Sun Oct 30 & Mon Oct 31 Outlook
Generally quiet weather allows us to focus on IATA- and Halloween-related schedule changes.
Welcome to any new readers! And as a reminder to long-ish time readers, we’re testing a new format for these outlooks. To both old and new—we’re grateful you’re here.
If you have questions about the content of this outlook, the answers might be in this post (we keep adding to it). Otherwise, let us know if something doesn’t make sense (we welcome feedback of all kinds!).
Sunday, October 30
We forecast TSA will screen 2.415 million travelers (± 0.5σ, or a prediction interval of about 38%, is 2.35-2.48 million travelers).

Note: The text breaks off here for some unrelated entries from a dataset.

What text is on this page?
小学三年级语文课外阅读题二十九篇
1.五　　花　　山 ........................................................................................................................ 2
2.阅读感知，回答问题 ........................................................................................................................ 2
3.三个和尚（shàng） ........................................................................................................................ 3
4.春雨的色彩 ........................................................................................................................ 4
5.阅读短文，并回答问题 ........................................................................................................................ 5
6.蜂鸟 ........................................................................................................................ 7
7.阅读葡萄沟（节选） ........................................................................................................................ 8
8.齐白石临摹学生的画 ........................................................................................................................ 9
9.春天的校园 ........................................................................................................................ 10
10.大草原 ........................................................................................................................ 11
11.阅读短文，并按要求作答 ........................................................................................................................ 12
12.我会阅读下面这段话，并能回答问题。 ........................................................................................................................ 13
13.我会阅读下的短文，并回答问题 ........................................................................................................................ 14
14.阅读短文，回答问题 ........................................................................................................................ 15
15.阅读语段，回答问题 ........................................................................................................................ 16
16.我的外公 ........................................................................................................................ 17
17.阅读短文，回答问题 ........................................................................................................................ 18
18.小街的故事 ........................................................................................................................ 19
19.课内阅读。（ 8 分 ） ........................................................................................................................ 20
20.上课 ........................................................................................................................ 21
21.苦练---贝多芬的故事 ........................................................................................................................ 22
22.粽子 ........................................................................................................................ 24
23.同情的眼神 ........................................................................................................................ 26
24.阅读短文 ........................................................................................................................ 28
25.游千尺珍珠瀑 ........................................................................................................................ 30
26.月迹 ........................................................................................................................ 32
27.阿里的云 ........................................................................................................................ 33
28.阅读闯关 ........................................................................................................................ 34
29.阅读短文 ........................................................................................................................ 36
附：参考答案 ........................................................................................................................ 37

Despite thunderstorm hatching around ATL, the forecast discussion indicates instability is marginal and any isolated thunderstorms should become more showery as they translate east.
Perhaps more notable is the start of the IATA Northern Winter 2022/2023 season. On Sunday, the transition looks to briefly peak EWR’s scheduled arrival demand in the 4 p.m. hour at 46; this relaxes only somewhat and appears to settle in around 44 for the rest of the month. More broadly, the retraction of COVID-related slot usage waivers has stoked NYC scheduled demand to the tune of 5.4%1, including 9.8% at EWR.
Monday, October 31
We forecast TSA will screen 2.229 million travelers (± 0.5σ, or a prediction interval of about 38%, is 2.23-2.35 million travelers).
Again the thunderstorm hatching may be overdone—this time as it relates to CLT, where the forecast discussion suggests precipitation is more likely for the higher terrains of western NC.
Ahead of a weak cold front, some showers are possible for NYC, though most models keep the area dry.
Halloween2 reductions have trimmed scheduled demand across our 10 automated airports by 6.2% versus the following Monday (and 7.8% versus the previous Monday).
You can check out3 hourly estimates in this workbook.
Thursday, October 20 vs. Thursday, November 10
We asked Open AI’s DALL-E for “digital art of dieselpunk skeleton sitting in gothic airport terminal.”
While it links to a Google Sheet, it’s an Excel file and relies on the XLOOKUP function, which does not exist in Sheets. You can download the file and open in Excel, which should resolve the #NAME? error; if any readers don’t have Excel, let us know and we can work on a solution.
With a lot waivers going away, I’m interested to see what (if any) shifts in networks start happening. Will we see slot squatting like when US flooded NYC with Dash8’s, or smaller, more subtle shifts?